Twenty-two midsized markets showed little to no effect from value lost in the 2007 housing bubble and experienced more stable changes in index values. Half of those 22 bubble-proof markets are from Texas, and more than 70 percent are from energy producing states where typical housing boom-bust scenarios did not occur. The remainder of midsized markets showed 51 markets, or 29 percent, with a 100 percent recovery and 94 markets with a 50 percent or more recovery.

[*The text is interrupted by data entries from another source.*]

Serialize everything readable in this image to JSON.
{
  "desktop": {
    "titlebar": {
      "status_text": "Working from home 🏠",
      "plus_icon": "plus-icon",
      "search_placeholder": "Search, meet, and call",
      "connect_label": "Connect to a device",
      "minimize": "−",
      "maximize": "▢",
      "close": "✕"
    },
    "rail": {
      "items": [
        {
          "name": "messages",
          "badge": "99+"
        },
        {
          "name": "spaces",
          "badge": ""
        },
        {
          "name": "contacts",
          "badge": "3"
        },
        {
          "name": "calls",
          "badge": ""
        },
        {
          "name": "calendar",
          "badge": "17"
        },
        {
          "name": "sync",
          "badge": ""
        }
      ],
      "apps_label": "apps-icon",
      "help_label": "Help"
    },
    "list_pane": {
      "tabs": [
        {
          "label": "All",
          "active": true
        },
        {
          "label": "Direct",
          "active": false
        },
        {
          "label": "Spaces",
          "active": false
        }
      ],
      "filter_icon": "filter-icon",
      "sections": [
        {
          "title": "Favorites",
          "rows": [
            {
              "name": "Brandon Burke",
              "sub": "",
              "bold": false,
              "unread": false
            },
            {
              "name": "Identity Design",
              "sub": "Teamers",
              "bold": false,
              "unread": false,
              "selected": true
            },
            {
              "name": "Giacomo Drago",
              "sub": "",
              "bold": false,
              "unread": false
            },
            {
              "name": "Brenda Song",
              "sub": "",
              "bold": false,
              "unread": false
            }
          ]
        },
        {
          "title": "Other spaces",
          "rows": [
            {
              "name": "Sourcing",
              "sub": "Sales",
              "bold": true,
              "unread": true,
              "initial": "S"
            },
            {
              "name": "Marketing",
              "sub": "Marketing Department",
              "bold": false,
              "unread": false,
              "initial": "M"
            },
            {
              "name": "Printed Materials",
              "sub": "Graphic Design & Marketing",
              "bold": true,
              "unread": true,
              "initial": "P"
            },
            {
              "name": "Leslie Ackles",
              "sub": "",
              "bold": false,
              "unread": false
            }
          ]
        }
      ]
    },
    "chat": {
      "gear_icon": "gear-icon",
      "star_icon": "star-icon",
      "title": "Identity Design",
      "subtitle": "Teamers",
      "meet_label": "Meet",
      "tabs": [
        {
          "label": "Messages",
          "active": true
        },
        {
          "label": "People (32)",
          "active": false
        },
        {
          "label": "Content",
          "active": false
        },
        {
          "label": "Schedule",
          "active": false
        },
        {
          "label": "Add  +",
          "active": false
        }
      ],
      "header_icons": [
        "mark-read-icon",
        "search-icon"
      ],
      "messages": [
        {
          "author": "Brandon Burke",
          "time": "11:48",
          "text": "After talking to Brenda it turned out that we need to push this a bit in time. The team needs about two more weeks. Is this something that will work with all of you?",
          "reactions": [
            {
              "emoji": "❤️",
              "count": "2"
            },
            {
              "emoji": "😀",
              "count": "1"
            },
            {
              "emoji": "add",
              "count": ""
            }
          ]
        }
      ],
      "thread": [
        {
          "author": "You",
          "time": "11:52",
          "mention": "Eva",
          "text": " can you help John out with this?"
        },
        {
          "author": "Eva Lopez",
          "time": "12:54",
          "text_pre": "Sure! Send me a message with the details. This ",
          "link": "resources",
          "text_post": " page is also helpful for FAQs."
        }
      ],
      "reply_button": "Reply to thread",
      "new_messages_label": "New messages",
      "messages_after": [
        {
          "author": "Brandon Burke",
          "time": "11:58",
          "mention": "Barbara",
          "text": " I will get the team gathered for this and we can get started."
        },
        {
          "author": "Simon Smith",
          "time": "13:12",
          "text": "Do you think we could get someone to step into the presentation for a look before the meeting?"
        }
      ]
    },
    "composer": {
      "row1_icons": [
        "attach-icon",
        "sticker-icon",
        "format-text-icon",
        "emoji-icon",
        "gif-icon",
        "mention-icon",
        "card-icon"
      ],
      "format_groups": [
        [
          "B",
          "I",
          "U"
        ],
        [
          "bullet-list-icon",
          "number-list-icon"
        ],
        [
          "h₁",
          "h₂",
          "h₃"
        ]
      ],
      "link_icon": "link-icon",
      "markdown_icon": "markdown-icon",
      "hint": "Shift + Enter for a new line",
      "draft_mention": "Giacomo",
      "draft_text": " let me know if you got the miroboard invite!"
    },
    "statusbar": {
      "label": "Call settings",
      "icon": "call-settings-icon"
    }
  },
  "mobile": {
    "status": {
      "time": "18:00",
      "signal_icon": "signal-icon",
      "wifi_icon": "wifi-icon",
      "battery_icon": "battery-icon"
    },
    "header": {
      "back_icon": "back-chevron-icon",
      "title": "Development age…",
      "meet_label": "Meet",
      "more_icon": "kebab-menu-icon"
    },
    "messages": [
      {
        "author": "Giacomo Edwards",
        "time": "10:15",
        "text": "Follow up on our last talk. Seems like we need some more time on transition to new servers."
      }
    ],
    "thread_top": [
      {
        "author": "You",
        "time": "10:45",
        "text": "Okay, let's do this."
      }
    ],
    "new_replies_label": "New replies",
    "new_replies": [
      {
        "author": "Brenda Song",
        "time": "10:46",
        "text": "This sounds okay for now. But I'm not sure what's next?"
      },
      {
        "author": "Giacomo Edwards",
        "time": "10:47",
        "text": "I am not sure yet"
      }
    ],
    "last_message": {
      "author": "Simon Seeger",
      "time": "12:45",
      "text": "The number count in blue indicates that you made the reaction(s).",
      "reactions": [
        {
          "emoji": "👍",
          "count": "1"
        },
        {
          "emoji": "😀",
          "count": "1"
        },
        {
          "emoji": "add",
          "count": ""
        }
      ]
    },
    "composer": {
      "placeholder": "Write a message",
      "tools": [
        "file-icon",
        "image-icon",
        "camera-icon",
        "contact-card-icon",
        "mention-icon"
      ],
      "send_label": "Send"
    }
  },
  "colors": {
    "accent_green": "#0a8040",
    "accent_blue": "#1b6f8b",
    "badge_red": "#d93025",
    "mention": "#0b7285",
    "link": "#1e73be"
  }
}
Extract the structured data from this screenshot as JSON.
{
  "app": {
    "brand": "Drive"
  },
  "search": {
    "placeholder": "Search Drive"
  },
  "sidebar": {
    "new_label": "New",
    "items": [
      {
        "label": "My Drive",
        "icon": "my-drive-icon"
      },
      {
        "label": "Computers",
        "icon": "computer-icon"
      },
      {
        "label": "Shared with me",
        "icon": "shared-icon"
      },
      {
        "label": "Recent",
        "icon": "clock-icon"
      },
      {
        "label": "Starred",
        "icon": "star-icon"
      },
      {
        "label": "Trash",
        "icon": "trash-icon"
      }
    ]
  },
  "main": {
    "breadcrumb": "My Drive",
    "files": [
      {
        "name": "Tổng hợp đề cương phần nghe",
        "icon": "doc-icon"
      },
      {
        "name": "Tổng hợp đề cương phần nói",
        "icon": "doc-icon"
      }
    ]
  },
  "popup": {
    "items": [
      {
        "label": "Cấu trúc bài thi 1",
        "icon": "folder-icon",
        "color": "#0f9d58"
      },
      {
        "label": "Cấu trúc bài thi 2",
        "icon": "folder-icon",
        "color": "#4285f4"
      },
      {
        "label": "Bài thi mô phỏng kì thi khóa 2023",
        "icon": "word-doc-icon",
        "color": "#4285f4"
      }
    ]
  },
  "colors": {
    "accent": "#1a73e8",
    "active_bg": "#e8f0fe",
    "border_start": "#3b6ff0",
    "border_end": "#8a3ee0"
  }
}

“We found the effects of the housing boom-bust lingering in some areas because of the instability they suffered and the long, steep price slope needed for rebound,” says Brock MacLean, executive vice president of Homes.com. “While these particular markets are improving somewhat, higher rates of negative equity increase risk of foreclosure and can lock move-up buyers—who are also sellers—out of the marketplace, thus slowing overall recovery in certain local areas. Yet other markets that did not experience the bursting bubble to the same degree are in a better position to take full advantage of the recovery. Their prices are appreciating faster, and they are rebounding earlier.
“The important thing to realize is that all markets are in some form of recovery, and different factors contribute to recovery scenarios across the country. With data from the top 300 markets, the Homes.com Local Market Index and Rebound Report analyze trends in local communities where millions of Americans live—key trends missed by other real estate reports.”